Embedding a culture of quality improvement
The King’s Fund, November 2017
from the King’s Fund considers the use of quality improvement methodologies in the NHS. Using interviews and focus groups with those engaged in these programmes, it suggests a number of key enablers to ensure the success of quality improvement approaches.
The paper begins by looking in more detail at what quality improvement approaches are. It states that they are “based on the principle of health care organisations and staff continuously trying to improve how they work and the quality of care and outcomes for patients”. Those employing these methods have indicated improvements in timeliness, time-savings, cost reductions, productivity and a reduced number of errors or mistakes.
A small number of NHS organisations are currently embarking on “systematic, organisation-wide programmes” to embed continuous improvement. Five NHS trusts are currently involved with a partnership between NHS Improvement and the Virginia Mason Institute. The five-year programme aims to support five trusts to adopt a wide-range of quality improvement tools.

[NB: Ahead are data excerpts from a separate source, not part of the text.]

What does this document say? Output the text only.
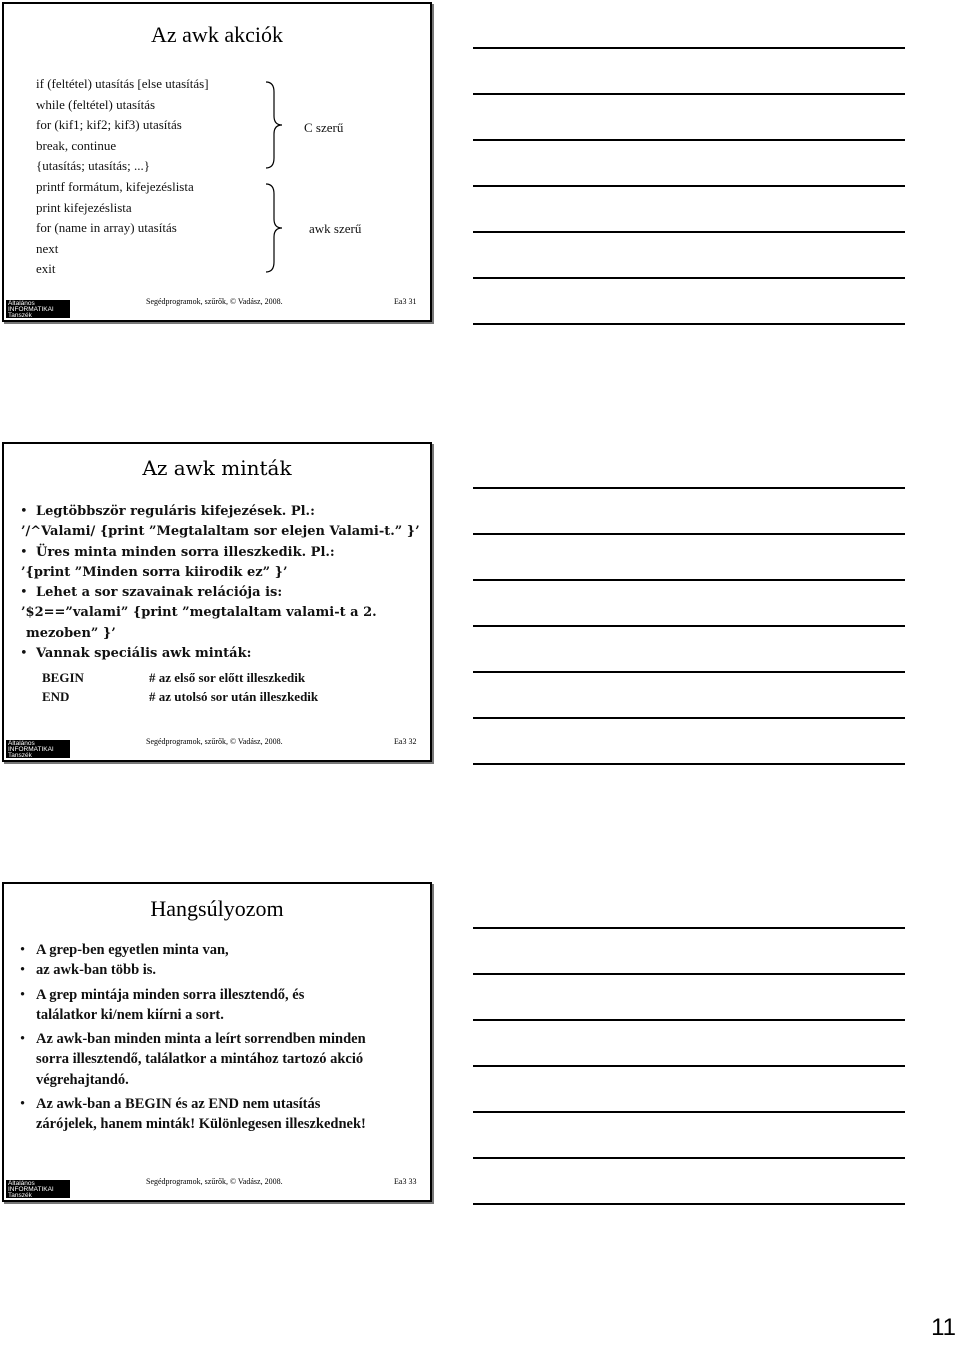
Az awk akciók
if (feltétel) utasítás [else utasítás]
while (feltétel) utasítás
for (kif1; kif2; kif3) utasítás
break, continue
{utasítás; utasítás; ...}
printf formátum, kifejezéslista
print kifejezéslista
for (name in array) utasítás
next
exit
C szerű
awk szerű
Általános
INFORMATIKAI
Tanszék
Segédprogramok, szűrők, © Vadász, 2008.	Ea3 31
Az awk minták
• Legtöbbször reguláris kifejezések. Pl.:
’/^Valami/ {print ”Megtalaltam sor elejen Valami-t.” }’
• Üres minta minden sorra illeszkedik. Pl.:
’{print ”Minden sorra kiirodik ez” }’
• Lehet a sor szavainak relációja is:
’$2==”valami” {print ”megtalaltam valami-t a 2.
mezoben” }’
• Vannak speciális awk minták:
BEGIN	# az első sor előtt illeszkedik
END	# az utolsó sor után illeszkedik
Általános
INFORMATIKAI
Tanszék
Segédprogramok, szűrők, © Vadász, 2008.	Ea3 32
Hangsúlyozom
• A grep-ben egyetlen minta van,
• az awk-ban több is.
• A grep mintája minden sorra illesztendő, és
találatkor ki/nem kiírni a sort.
• Az awk-ban minden minta a leírt sorrendben minden
sorra illesztendő, találatkor a mintához tartozó akció
végrehajtandó.
• Az awk-ban a BEGIN és az END nem utasítás
zárójelek, hanem minták! Különlegesen illeszkednek!
Általános
INFORMATIKAI
Tanszék
Segédprogramok, szűrők, © Vadász, 2008.	Ea3 33
11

The report looks initially at issues the participants had considered before embarking on a quality improvement programme. It stresses the importance of having a clear rationale for pursuing this approach. Several participants identified specific patient safety incidents leading to a realisation that change was needed, with others focusing on more general performance pressures. The paper stresses the importance of ensuring that staff are ready for the changes involved, with a focus on the importance of staff engagement, as well as understanding the implications for leadership.

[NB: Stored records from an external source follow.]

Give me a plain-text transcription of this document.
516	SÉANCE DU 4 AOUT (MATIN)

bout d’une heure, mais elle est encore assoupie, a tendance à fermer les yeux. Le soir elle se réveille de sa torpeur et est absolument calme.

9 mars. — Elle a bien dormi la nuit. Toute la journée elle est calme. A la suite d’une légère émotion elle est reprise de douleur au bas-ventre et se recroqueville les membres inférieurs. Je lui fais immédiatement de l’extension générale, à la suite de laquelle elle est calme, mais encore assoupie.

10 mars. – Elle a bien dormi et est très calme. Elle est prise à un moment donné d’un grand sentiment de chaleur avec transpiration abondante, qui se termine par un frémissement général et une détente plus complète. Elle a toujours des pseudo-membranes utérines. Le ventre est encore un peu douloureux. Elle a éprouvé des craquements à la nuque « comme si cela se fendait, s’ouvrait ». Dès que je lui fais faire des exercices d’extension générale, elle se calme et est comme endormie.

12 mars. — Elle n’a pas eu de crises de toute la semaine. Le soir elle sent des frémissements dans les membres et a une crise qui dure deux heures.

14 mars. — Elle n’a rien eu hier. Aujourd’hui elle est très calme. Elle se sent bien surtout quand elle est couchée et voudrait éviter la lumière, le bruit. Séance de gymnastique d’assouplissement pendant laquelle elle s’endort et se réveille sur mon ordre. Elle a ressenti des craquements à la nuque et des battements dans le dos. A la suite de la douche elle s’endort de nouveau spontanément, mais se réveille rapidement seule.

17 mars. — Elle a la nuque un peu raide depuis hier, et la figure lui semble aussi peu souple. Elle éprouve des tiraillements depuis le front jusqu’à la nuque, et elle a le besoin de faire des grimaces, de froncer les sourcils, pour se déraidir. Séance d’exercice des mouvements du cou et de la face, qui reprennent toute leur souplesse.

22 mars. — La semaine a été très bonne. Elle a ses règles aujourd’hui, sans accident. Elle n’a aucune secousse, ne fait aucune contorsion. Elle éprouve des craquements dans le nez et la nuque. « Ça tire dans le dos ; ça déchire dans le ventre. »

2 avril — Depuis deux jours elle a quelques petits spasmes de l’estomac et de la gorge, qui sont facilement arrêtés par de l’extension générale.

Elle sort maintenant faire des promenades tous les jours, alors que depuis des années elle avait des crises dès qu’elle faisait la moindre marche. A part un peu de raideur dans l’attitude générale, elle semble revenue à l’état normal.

Key enablers for sustaining a quality improvement approach:
- Developing and maintaining a new approach to leadership – leaders under these methodologies must become ‘managers of the system’ allowing staff to do their own problem solving and enhancing their sense of ownership.

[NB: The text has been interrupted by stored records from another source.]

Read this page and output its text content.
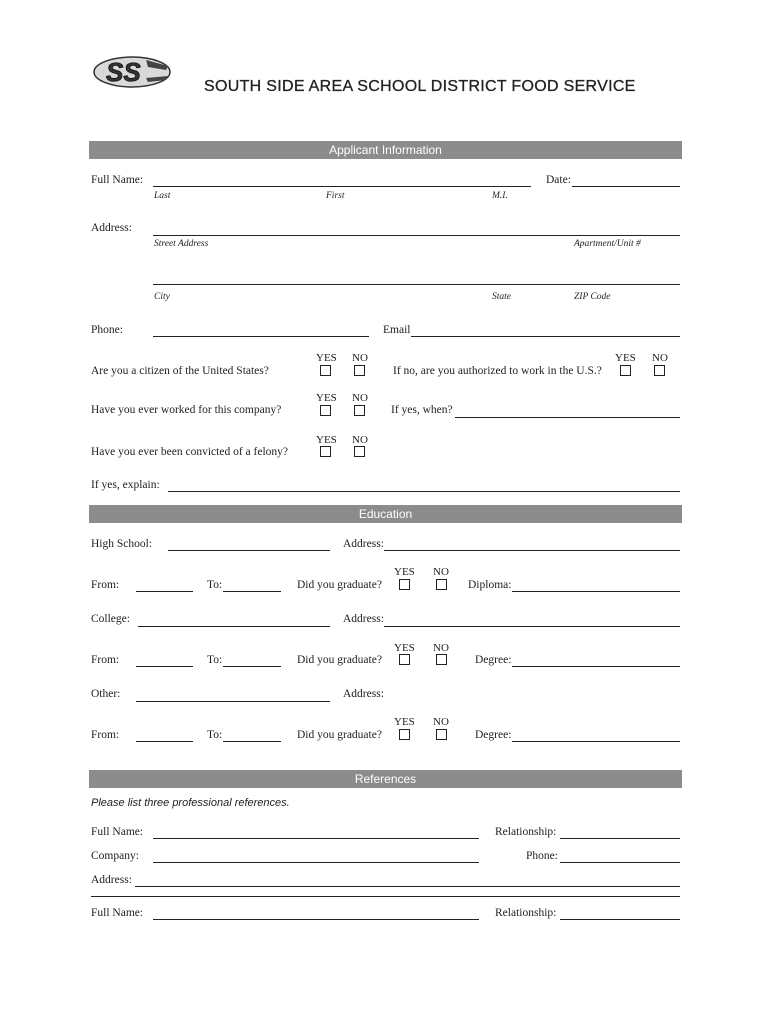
SS	SOUTH SIDE AREA SCHOOL DISTRICT FOOD SERVICE
Applicant Information
Full Name:	Date:
Last	First	M.I.
Address:
Street Address	Apartment/Unit #
City	State	ZIP Code
Phone:	Email
YES NO
Are you a citizen of the United States?
YES NO
If no, are you authorized to work in the U.S.?
YES NO
Have you ever worked for this company?	If yes, when?
YES NO
Have you ever been convicted of a felony?
If yes, explain:
Education
High School:	Address:
YES NO
From:	To:	Did you graduate?	Diploma:
College:	Address:
YES NO
From:	To:	Did you graduate?	Degree:
Other:	Address:
YES NO
From:	To:	Did you graduate?	Degree:
References
Please list three professional references.
Full Name:	Relationship:
Company:	Phone:
Address:
Full Name:	Relationship:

- Allocating adequate resources and time – staff need adequate time to dedicate to quality and safety activities and must be given time away from their day jobs for training and to pursue improvement.
- Ensuring that patients, service users and their carers are central to the strategy – patients are said to “have a unique role to play in identifying quality problems” and coming up with solutions.
- Maintaining staff engagement – the degree of cooperation and engagement between managers and staff is central to productivity. Good staff engagement can be driven by an engaged leadership, the use of ‘compacts’ with staff, empowering staff to make changes, giving staff adequate time to participate in improvement activities, sharing data on progress and ensuring “the feedback loop is closed”.
- Committing to continuous improvement and fidelity to the method – these methods require active, committed leadership, with chief executive and board commitment considered essential. This is also a long-term commitment, not a ‘quick fix’ and needs to be considered as a permanent change.